Very interesting, indeed.

That tire shouldn't make it or break it to an M5.

 

I definitely see your point.. but the same can be said when they test near 50k mustangs and Camaros. Very few in owners hands are that loaded up but that's what they get to test because you're showing off the best of the best for the car.

Mags generally test Mustangs and Camaros in every available powertrain configuration. While most people do opt of the lesser models... there is a point to reviews of the ZL-1 and GT350 reviews even though only a small percentage of either will be sold.  When you buy a ZL-1 or GT350, you're buying more than just a set of wheels and tires... there are a whole host of upgrades that come with it.   Furthermore, journalists know they are testing some high performance machine.
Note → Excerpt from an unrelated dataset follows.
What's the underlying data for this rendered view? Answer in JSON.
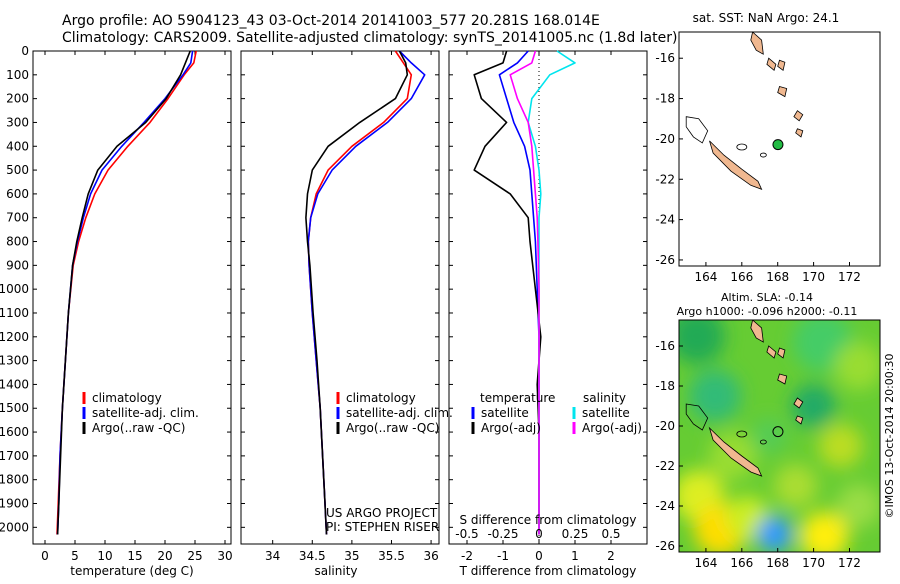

As for this MKZ, sure it's got 19s on it, but unless you make a habit of noting the sidewall before you get in and drive, there is no reason to expect the car to be any different than what you'll find on a typical dealer's lot. In this case with the MKZ, Lincoln supplied a car in a configuration that virtually no one will buy and attempted to pass it off as normal. Furthermore, the build sticker on the door jam indicated that the car was originally configured with 18s but whoever manages their press fleet decided to swap out the wheels. When you select the high performance tires though, the suspension gets recalibrated to handle it.  This test car didn't have the recalibration...meaning that technically, no, you can't buy this configuration from Lincoln without someone pulling a switcharoo at the dealership.

 And yet... even configured properly, it is highly unlikely that you will find one of these MKZs at a Lincoln dealership. Lincoln is only building about 300 of these cars per year with this tire package.  There are about 325 Lincoln dealerships, so less than one per dealer per year with these tires.